Schutt wants Cricket Australia to stand up and use its global platform to do more to promote inclusion on the national team shirts – more so for the benefit of male cricketers than the women’s team, where sexuality is not even a talking point in the dressing room.
“I don’t really like half-arsed diversity. It’s great Cricket Australia goes with Pride month. They change their logo for a month on twitter and that’s great. But they’re not probably doing enough outside of that to continue that inclusivity,” Schutt said.
“The Cairns basketball team didn’t want to wear their logo – that’s where CA can jump in and say, ‘well hang on, we’re inclusive and this is what we’re going to do.
“If I did have the chance to talk to Nick Hockley (CA chief executive), I’d love to talk about that.
“It doesn’t have to be an entire (Pride) shirt. But imagine, the Pride flag. Not just the rainbow, but the proper one, the trans-inclusive, everything inclusive flag.
“Put that on the collar or the sleeve and keep it constant.
“We’ve finally got there and put the Walkabout Wickets logo to do with our indigenous background. And how many years has that taken. That’s a constant now on every single jersey, the way it should be.
“Why can’t we do something similar in terms of Pride stuff?”
In the women’s dressing room there is Schutt and her wife Jess and their daughter, Rylee – and on the other side heterosexual married couple Alyssa Healy and Mitchell Starc.

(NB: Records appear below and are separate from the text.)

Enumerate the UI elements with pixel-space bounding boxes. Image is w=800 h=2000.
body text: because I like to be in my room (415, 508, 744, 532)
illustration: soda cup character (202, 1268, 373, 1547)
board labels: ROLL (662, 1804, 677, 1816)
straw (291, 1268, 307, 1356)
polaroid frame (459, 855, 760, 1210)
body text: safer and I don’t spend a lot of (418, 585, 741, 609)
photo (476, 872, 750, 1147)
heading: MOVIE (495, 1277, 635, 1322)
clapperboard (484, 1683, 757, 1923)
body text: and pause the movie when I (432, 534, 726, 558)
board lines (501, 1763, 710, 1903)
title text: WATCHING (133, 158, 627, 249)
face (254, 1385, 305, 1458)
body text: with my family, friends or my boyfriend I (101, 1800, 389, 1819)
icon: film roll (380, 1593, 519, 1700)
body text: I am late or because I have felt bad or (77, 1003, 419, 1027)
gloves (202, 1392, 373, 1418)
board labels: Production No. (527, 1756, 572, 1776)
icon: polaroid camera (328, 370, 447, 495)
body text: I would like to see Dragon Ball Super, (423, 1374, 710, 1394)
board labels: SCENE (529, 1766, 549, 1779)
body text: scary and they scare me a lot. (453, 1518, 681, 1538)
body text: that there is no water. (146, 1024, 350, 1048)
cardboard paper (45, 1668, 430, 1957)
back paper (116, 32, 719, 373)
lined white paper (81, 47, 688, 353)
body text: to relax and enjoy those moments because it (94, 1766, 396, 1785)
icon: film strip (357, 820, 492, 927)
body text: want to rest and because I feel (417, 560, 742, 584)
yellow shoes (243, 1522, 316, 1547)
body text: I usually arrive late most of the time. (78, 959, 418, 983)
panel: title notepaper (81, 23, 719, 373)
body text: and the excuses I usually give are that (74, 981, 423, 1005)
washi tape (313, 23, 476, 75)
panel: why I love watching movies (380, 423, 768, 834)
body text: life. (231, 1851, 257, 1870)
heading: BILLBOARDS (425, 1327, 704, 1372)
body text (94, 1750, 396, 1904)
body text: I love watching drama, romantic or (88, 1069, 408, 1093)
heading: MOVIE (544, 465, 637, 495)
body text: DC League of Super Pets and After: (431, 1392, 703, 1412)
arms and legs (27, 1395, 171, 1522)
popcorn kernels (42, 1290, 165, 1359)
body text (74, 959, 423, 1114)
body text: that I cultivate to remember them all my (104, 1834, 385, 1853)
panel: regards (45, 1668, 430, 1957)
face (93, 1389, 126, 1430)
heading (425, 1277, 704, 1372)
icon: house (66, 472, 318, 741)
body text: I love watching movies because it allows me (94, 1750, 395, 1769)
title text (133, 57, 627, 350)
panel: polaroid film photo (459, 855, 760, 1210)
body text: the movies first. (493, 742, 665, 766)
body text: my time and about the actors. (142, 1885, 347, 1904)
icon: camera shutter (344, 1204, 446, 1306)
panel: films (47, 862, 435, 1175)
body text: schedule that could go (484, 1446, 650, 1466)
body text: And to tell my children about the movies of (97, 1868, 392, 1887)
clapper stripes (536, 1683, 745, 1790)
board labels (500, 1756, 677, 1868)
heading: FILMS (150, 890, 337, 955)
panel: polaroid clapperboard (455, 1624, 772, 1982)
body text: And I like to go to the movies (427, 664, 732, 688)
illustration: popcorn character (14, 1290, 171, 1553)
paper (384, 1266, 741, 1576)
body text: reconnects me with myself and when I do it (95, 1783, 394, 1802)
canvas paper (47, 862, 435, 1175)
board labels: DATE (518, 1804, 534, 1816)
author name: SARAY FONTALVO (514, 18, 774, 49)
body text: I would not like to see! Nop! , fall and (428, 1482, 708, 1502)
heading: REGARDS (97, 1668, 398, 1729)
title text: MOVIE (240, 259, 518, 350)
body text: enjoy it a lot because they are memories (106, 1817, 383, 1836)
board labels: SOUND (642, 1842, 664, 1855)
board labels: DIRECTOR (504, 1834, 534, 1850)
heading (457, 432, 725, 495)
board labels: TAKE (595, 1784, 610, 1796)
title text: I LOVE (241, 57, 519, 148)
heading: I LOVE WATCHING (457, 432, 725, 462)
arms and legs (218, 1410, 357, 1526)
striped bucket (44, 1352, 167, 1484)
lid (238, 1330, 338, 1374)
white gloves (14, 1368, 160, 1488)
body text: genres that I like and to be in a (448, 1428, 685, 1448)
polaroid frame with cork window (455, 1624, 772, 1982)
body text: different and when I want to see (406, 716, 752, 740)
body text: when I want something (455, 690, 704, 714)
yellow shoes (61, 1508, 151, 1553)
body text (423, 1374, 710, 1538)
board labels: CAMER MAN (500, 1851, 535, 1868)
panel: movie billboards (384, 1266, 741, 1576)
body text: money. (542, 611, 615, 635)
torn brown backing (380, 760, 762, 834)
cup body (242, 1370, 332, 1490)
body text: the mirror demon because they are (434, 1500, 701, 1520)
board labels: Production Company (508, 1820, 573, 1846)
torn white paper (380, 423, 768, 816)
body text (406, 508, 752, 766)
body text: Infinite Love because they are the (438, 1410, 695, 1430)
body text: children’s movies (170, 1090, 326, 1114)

In the England women’s team, stars Nat Sciver and Katherine Brunt are married to each other and now have ‘Sciver-Brunt’ as the name on the back of both of their shirts.
And no one bats an eyelid.
“100 per cent, everything is normal. You just don’t think twice. It’s not even until I have these conversations that I realise not reveryone is lucky to have that environment,” Schutt said.
“You don’t really think about sex. That’s how I believe society should be in general. Sexuality is fluid. Imagine if everyone could be that way. Just to freely talk about whatever, without fear of judgment. It would be a wonderful place.”
Schutt hopes for a similar future for closeted gay male cricketers.
“As I said, gay women have it easier and until men can feel comfortable that’s going to be the true barometer really,” Schutt said.
“The fact there’s no gay cricketers out is sad because statistically there has to be many of them.
“I think those barriers are starting to come down. I would like to think most of the men (Australian players) I met at the Australian Cricket Awards recently don’t care I’m gay and they wouldn’t care if their teammates were gay.”